Usage steps for eu_rules_metadata_extractor.py

  1. Get a copy of the code:

     git clone git@github.com:nature-of-eu-rules/data-extraction.git
    
  2. Change into the data-extraction/ directory:

     cd data-extraction/
    
  3. Create new virtual environment e.g:

     python -m venv path/to/virtual/environment/folder/
    
  4. Activate new virtual environment e.g. for MacOSX users type:

     source path/to/virtual/environment/folder/bin/activate
     
    
  5. Install required libraries for the script in this virtual environment:

     pip install -r requirements.txt
    
  6. Check the command line arguments required to run the script by typing:

     python eu_rules_metadata_extractor.py -h
     
     OUTPUT >
     
     usage: eu_rules_metadata_extractor.py [-h] -in INPUT -out OUTPUT
    
     EURLEX PDF and HTML legislative documents metadata downloader
    
     optional arguments:
     -h, --help            show this help message and exit
    
     required arguments:
     -in INPUT, --input INPUT
                             Path to input CSV file (single column, no header, list of celex identifiers).
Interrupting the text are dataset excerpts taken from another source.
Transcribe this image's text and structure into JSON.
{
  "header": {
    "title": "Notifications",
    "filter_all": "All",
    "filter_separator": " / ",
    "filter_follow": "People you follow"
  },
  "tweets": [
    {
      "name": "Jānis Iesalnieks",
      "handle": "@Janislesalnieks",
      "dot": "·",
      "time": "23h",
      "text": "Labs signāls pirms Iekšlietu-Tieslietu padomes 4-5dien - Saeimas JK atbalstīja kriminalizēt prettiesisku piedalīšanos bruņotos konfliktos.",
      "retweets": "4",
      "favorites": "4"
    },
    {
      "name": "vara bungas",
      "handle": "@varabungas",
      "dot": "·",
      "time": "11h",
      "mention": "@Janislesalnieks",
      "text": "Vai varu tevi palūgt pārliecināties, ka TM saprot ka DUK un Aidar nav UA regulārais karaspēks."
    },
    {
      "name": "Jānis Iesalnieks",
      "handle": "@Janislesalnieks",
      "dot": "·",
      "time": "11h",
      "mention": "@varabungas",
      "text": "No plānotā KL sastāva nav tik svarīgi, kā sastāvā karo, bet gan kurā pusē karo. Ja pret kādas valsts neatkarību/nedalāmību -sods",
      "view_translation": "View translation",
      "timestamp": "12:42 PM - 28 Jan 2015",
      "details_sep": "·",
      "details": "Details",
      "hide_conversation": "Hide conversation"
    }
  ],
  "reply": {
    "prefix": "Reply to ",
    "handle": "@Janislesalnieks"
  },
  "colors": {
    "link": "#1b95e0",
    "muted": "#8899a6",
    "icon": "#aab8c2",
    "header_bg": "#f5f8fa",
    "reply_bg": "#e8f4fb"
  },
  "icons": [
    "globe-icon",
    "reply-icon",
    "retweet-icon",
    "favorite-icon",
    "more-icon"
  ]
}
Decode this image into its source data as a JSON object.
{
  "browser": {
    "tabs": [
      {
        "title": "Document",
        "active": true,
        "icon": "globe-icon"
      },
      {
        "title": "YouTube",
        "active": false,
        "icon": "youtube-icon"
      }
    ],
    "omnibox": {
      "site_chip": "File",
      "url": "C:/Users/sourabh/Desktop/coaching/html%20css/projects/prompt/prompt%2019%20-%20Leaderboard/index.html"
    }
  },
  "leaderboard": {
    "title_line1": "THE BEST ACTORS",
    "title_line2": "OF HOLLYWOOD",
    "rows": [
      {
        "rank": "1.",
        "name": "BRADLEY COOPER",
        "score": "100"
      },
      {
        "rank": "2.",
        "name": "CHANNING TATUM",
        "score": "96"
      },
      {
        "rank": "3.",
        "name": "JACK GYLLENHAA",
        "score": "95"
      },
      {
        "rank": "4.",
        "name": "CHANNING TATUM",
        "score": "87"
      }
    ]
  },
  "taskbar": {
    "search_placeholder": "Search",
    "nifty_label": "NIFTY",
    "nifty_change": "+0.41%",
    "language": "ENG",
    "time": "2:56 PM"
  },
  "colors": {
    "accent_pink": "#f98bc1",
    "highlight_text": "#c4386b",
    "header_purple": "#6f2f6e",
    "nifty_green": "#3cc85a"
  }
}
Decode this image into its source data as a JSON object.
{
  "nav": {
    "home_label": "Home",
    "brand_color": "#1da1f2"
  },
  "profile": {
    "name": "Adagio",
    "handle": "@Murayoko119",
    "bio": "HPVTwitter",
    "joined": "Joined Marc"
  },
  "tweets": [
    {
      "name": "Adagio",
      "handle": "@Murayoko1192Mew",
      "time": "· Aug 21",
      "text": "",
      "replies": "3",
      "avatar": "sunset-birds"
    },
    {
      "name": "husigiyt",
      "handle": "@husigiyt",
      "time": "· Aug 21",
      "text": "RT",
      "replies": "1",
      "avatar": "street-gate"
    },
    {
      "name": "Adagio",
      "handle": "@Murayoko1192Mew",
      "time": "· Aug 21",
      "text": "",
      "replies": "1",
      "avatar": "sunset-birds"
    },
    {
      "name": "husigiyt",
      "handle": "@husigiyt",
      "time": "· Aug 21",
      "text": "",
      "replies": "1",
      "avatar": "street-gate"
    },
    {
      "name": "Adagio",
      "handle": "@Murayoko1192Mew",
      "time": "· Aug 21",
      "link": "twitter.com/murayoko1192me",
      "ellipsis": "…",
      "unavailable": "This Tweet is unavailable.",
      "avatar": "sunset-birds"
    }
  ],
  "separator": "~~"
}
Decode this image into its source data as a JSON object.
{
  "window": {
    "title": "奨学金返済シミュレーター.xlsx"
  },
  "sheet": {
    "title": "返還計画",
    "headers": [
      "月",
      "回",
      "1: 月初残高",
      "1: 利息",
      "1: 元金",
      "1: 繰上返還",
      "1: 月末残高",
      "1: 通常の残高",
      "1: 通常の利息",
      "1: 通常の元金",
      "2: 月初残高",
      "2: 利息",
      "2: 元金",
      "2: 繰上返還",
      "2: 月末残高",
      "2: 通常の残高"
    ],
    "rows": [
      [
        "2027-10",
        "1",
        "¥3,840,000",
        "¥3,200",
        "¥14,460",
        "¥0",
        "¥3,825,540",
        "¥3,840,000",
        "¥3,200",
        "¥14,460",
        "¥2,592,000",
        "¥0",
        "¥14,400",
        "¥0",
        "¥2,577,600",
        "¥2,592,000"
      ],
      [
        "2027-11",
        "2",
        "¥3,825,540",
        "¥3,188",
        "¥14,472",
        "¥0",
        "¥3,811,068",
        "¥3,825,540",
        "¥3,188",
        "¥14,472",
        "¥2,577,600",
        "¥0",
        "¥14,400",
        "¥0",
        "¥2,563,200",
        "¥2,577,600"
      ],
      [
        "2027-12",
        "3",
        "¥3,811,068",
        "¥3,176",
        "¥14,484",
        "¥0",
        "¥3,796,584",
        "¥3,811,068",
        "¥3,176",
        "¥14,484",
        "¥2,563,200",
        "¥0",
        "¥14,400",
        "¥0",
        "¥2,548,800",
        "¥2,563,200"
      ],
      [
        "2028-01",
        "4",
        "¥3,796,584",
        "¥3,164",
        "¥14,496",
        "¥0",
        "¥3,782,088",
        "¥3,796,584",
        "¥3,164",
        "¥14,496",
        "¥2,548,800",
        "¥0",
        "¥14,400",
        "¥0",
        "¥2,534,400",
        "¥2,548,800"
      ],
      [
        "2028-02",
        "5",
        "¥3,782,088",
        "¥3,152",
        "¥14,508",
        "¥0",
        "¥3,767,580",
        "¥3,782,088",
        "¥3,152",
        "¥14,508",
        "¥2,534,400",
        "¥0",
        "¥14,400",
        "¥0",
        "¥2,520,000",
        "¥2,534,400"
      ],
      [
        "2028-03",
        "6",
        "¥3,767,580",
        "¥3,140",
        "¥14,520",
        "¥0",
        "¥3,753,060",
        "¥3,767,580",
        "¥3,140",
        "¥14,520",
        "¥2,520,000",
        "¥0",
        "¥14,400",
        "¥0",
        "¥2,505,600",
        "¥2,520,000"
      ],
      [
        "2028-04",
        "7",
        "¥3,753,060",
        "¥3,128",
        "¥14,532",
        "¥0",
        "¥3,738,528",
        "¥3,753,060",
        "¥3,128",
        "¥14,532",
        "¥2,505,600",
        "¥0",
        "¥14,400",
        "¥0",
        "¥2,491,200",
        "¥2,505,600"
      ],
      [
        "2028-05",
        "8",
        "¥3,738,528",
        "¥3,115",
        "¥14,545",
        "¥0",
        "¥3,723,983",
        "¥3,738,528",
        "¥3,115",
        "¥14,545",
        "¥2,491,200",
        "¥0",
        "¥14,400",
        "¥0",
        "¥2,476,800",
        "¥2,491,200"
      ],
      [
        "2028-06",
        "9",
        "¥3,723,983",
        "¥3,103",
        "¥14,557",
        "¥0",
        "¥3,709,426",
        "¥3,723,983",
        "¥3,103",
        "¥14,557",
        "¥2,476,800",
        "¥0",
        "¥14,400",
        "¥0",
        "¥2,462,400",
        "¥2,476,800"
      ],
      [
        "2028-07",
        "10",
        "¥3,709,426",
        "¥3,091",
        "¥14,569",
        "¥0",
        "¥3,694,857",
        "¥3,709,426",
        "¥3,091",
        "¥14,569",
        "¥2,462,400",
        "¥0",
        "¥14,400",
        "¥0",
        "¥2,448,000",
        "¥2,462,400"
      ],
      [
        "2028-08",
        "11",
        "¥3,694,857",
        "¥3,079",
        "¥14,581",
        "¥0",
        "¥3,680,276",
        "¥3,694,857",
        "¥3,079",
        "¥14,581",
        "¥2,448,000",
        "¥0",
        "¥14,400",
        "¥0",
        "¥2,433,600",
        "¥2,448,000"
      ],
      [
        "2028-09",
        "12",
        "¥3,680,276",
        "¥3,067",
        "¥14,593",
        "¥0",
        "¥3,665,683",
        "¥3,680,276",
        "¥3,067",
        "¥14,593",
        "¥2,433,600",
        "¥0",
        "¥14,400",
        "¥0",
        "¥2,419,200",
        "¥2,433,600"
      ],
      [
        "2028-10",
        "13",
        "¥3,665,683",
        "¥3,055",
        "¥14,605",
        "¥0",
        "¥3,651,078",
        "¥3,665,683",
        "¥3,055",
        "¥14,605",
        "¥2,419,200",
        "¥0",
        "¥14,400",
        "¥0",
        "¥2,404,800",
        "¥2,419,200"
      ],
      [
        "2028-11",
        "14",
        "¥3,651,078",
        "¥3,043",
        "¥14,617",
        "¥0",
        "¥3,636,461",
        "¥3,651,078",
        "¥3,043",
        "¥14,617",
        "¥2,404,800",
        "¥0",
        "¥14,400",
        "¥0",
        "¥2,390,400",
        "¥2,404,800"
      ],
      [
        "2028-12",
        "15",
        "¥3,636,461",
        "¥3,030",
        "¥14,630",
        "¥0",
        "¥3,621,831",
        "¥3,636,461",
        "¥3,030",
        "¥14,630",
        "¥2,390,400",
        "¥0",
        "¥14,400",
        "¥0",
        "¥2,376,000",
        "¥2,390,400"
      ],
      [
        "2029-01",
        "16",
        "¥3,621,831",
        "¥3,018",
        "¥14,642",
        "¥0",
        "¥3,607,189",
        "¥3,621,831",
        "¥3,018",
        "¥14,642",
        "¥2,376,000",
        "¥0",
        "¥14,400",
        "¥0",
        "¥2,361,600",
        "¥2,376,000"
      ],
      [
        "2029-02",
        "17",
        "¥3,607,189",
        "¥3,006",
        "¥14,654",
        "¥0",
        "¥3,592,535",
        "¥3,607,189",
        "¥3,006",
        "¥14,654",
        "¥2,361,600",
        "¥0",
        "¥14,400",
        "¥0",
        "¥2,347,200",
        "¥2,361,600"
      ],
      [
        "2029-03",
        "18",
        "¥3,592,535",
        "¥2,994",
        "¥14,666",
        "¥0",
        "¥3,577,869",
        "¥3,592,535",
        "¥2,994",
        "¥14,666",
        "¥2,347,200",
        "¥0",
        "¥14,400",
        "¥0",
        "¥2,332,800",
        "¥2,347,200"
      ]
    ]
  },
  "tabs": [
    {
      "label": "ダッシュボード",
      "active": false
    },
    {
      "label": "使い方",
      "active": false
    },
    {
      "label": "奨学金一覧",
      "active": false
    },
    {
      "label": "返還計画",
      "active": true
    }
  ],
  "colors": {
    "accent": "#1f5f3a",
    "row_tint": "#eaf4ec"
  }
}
Find more info about CELEX identifiers here: http://eur-lex.europa.eu/content/help/eurlex-content/celex-
                             number.html
     -out OUTPUT, --output OUTPUT
                             Path to a CSV file to store the metadata in e.g. 'path/to/metadata.csv'.
    
  7. Example usage:

     python eu_rules_metadata_extractor.py --input path/to/celex_nums.csv --output path/to/metadata.csv
    
License

Copyright (2023) Kody Moodley, The Netherlands eScience Center

Licensed under the Apache License, Version 2.0 (the "License"); you may not use this file except in compliance with the License. You may obtain a copy of the License at

http://www.apache.org/licenses/LICENSE-2.0

Unless required by applicable law or agreed to in writing, software distributed under the License is distributed on an "AS IS" BASIS, WITHOUT WARRANTIES OR CONDITIONS OF ANY KIND, either express or implied. See the License for the specific language governing permissions and limitations under the License.